When people talk about the consciousness of animals, they tend to hide behind behavioral books and the thousands of studies devoted to what animals are thinking and feeling. I've been reading these journals and studies for years, and I learned fairly early one that you can find one to support absolutely any point of view. I read one last week that said animals had all the emotions of humans, and another saying they had none of the emotions of humans, both from respected institutions spending a lot of money on the subject. Every seems to have a favorite book or author on the subject, one they quote enthusiastically, one that usually reflects their own feelings and prejudices. We have given up reaching our own conclusions, we think we are not entitled to them, only gurus and scholars can have them.
There is a lot of research on animal consciousness, and no scholar every got a study funded that set out to prove animals are simple, different from us, and not brilliant or empathetic or healing. I decided there were no answers in those books and journals for me, so I stoppedt reading journals and studies and started paying attention and listening to the animals that are part of my life and that surround me every day. That was when my ideas about animal consciousness began to grow. Slowly, day by day I have been coming to my own conclusions, and I promise you that I will never hide behind studies or other dog books. Nor will I claim I know for sure, I can't and nobody else can either. I don't know are important words in our language, even if you will rarely hear or see them. For better or worse, they are my own ideas and I take full responsibility for them. I have learned a lot from some writers and books, I have learned much more from the animals themselves, for what I see and hear and feel.
I consider Simon to be one of the most spiritual animals I have ever encountered. There is the natural tendency to assume this is because he was so horribly mistreated and disfigured and nearly died. There is the idea that he is grateful, appreciate, connected to Maria and I because we "saved," or "rescued" him. Researching my book on donkeys, living with him, I have a different idea. I think donkeys have always been profoundly spiritual creatures, always lived and worked with humans, have long developed a profound and unappreciated intelligence. Sometimes, as happened this morning, I feel a glow coming from Simon, I actually captured it today with my camera, he will pause, seem to be reflecting, taking in the world.
Simon and I are as close as I have ever been with an animal, we are spiritually connected in the most basic way. If I am not around, he will kick and rear at the farrier, if I am here, he will stand still by me and trust me. Our consciousness's are connected in ways I don't understand but feel very deeply. I believe the consciousness of animals is simple, visual, accepting and spiritual.

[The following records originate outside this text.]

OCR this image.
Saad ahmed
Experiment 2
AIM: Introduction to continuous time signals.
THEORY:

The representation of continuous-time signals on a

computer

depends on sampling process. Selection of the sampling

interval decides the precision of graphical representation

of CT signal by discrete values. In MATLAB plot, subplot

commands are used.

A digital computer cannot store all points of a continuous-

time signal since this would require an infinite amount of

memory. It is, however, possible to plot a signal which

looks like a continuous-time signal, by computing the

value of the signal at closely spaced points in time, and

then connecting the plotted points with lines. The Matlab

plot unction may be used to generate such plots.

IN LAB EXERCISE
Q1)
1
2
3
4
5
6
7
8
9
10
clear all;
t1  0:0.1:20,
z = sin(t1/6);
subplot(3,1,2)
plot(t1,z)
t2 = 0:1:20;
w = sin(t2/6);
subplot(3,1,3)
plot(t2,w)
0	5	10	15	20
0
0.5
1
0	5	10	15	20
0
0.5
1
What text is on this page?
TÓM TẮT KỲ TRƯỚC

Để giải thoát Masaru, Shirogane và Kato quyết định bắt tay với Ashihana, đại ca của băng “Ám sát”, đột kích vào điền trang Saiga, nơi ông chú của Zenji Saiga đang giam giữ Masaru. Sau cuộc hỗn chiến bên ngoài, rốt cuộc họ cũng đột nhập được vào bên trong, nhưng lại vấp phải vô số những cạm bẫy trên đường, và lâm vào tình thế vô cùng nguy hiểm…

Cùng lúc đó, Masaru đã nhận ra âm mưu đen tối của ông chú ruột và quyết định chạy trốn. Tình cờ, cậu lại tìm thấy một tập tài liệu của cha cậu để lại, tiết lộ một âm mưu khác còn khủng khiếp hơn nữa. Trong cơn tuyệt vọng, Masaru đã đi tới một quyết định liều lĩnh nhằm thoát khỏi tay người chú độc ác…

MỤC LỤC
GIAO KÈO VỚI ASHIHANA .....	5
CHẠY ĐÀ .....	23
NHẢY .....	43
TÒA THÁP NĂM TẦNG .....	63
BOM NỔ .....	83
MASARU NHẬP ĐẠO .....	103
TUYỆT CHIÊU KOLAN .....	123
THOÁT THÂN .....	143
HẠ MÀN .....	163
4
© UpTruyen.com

At these times – when Simon seems to glow – I believe that he is processing images, seen only by him, known only to him. He pauses, withdraws into himself – I've seen Lulu and Fanny do this also, but not as deeply as Simon – and I don't know how old these images are, whether they are stored genetically or come from Simon's own life, before us and with us. Most animals, I believe – dogs especially – tend to live in the now, they are adaptable, re-homeable, happy to transfer affection in exchange for food and attention. Red loves me, but he loved Karen Thompson too, and he would love you too if you brought him to sheep every day.
Simon, I sense, is a complex creature, his consciousness is old and full of suffering and acceptance and wisdom and goes back further. I sense that he remembers more, is sometimes, it seems, trying to process the images in his mind, trying to sort this out. I have no studies to support this, no statistics to shield me, it is what I feel from seeing him and knowing him, and this is what I felt this morning, when he came up to me, then seemed to withdraw into a meditative and thoughtful state, as if he were trying to retrieve images that meant something to him.
Dogs and many other animals are believed to think in much the same way as autistic children – in images – and even though we like to think we know what they are thinking, we can't know since they don't possess our language, understanding of life or death, or narrative way of looking at the world. I do think sometimes that Simon's glow occurs when he is thinking of his time lying in the frozen mud for months, unable to stand, slowly starving to death, saved only by some straw smuggled to him by a caring child. Perhaps reaching back to collect images of other and older times. There is much love in Simon, so, I reason, there must have been much love in his life, despite his troubles.
This is my feeling, my sense of him. My own journal. Simon's glow.